Interpretive Summary: Nearly one thousand single nucleotide polymorphism (SNP) markers were developed and placed on a genetic map of cattle. The new markers are associated with genes, so the map with these markers indicates the position of some genes relative to anonymous DNA markers. Previous cattle maps were constructed primarily from anonymous DNA markers. Coupled with animal performance data and marker genotypes, these earlier maps are valuable to determine regions of the genome that may influence a particular trait, but provide little information about what genes are in a region and how they may affect performance. Incorporating the SNP gene markers provides limited information about genes an interesting region may contain, but these genes can be connected to well-described human and mouse genome sequences and maps to further illuminate genes in specific regions and how those genes might influence animal production.
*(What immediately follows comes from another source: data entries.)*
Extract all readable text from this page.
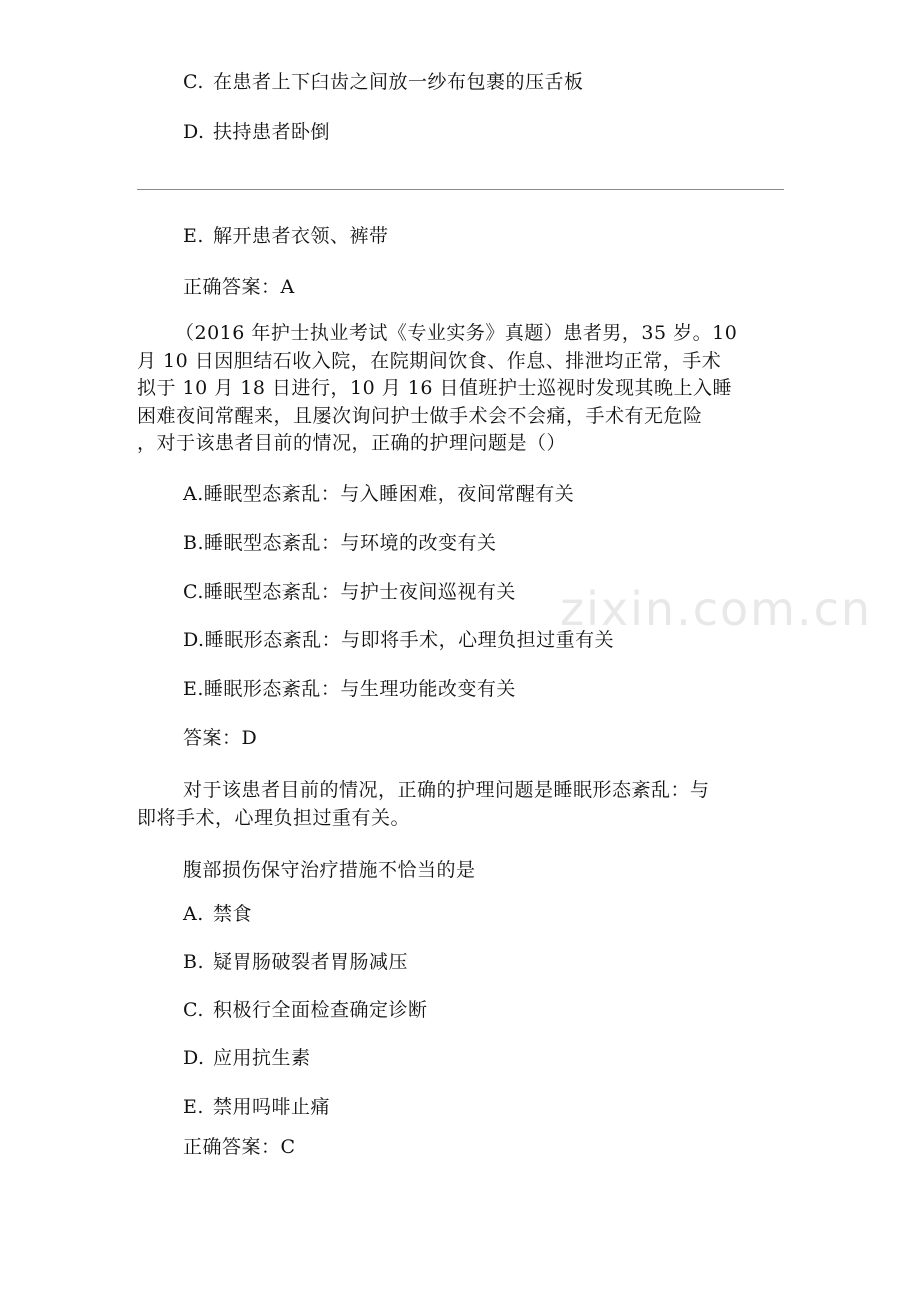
C. 在患者上下臼齿之间放一纱布包裹的压舌板
D. 扶持患者卧倒
E. 解开患者衣领、裤带
正确答案：A
（2016 年护士执业考试《专业实务》真题）患者男，35 岁。10
月 10 日因胆结石收入院，在院期间饮食、作息、排泄均正常，手术
拟于 10 月 18 日进行，10 月 16 日值班护士巡视时发现其晚上入睡
困难夜间常醒来，且屡次询问护士做手术会不会痛，手术有无危险
，对于该患者目前的情况，正确的护理问题是（）
A.睡眠型态紊乱：与入睡困难，夜间常醒有关
B.睡眠型态紊乱：与环境的改变有关
C.睡眠型态紊乱：与护士夜间巡视有关
D.睡眠形态紊乱：与即将手术，心理负担过重有关
E.睡眠形态紊乱：与生理功能改变有关
答案：D
对于该患者目前的情况，正确的护理问题是睡眠形态紊乱：与
即将手术，心理负担过重有关。
腹部损伤保守治疗措施不恰当的是
A. 禁食
B. 疑胃肠破裂者胃肠减压
C. 积极行全面检查确定诊断
D. 应用抗生素
E. 禁用吗啡止痛
正确答案：C
zixin.com.cn
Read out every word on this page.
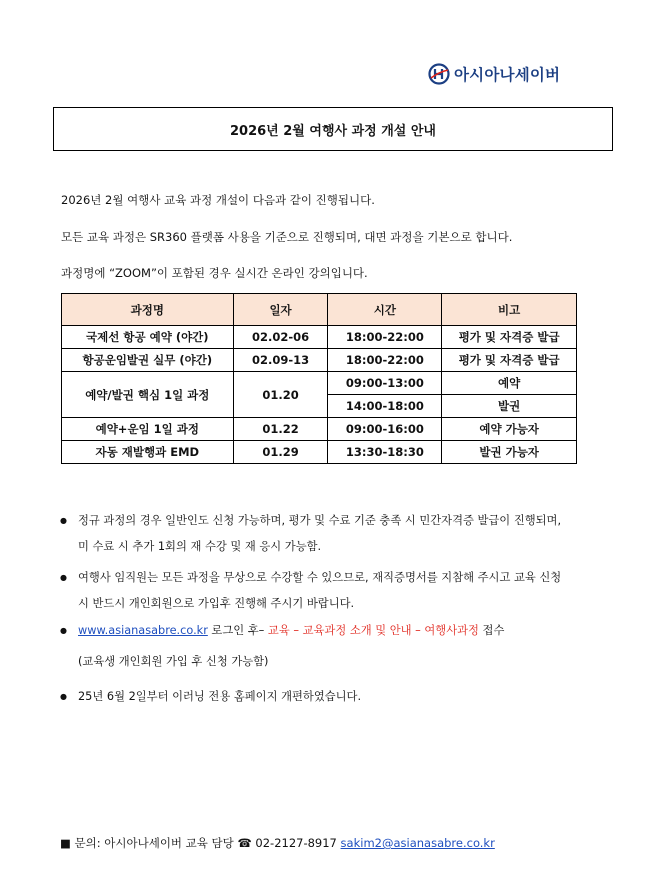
아시아나세이버
2026년 2월 여행사 과정 개설 안내
2026년 2월 여행사 교육 과정 개설이 다음과 같이 진행됩니다.
모든 교육 과정은 SR360 플랫폼 사용을 기준으로 진행되며, 대면 과정을 기본으로 합니다.
과정명에 “ZOOM”이 포함된 경우 실시간 온라인 강의입니다.
과정명	일자	시간	비고
국제선 항공 예약 (야간)	02.02-06	18:00-22:00	평가 및 자격증 발급
항공운임발권 실무 (야간)	02.09-13	18:00-22:00	평가 및 자격증 발급
예약/발권 핵심 1일 과정	01.20	09:00-13:00	예약
		14:00-18:00	발권
예약+운임 1일 과정	01.22	09:00-16:00	예약 가능자
자동 재발행과 EMD	01.29	13:30-18:30	발권 가능자
● 정규 과정의 경우 일반인도 신청 가능하며, 평가 및 수료 기준 충족 시 민간자격증 발급이 진행되며,
미 수료 시 추가 1회의 재 수강 및 재 응시 가능함.
● 여행사 임직원는 모든 과정을 무상으로 수강할 수 있으므로, 재직증명서를 지참해 주시고 교육 신청
시 반드시 개인회원으로 가입후 진행해 주시기 바랍니다.
● www.asianasabre.co.kr 로그인 후– 교육 – 교육과정 소개 및 안내 – 여행사과정 접수
(교육생 개인회원 가입 후 신청 가능함)
● 25년 6월 2일부터 이러닝 전용 홈페이지 개편하였습니다.
■ 문의: 아시아나세이버 교육 담당 ☎ 02-2127-8917 sakim2@asianasabre.co.kr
Technical Abstract: Bovine expressed sequence tag (EST) and bacterial artificial chromosome (BAC) sequence data were used to develop 918 single nucleotide polymorphism (SNP) markers to map genes on the bovine linkage map. Chromosome assignment was determined for 862 of these SNP via twopoint linkage analyses; multipoint analyses established positions for 734 SNP. The bovine linkage map including these SNP represents 4964 markers on autosomes (no SNP were mapped on sex chromosomes), and 4888 markers on all chromosomes. The autosomal map includes 3689 microsatellites, 940 SNP and 65 other markers. The autosomal map contains markers in 2493 positions, with mean separation of 1.2 cM (maximum 9.1 cM) between marker positions. SNP appear in 595 positions, separated by a mean of 4.0 cM (maximum 59.3 cM). Confidence intervals for placement of all markers were estimated. Multi-allelic microsatellite markers had an average of 207 informative meioses, with a mean 3-lod confidence interval of 3.9 cM. The bi-allelic SNP averaged 49 informative meioses, and were placed within an average 8.5 cM 3-lod confidence interval. Addition of these bovine EST-based SNP to the linkage map not only increases marker density, but provides connections to gene-rich physical maps, including annotated human sequence. The map provides a resource for fine-mapping quantitative trait loci and identification of positional candidate genes, and can be integrated with other data to guide and refine assembly of bovine genome sequence. A cyclic map construction process allows the map to be updated easily, so that even after the bovine genome is completely sequenced, the map will continue to be a useful tool to connect observable phenotypes and animal genotypes to underlying genes and molecular mechanisms influencing economically important beef and dairy traits.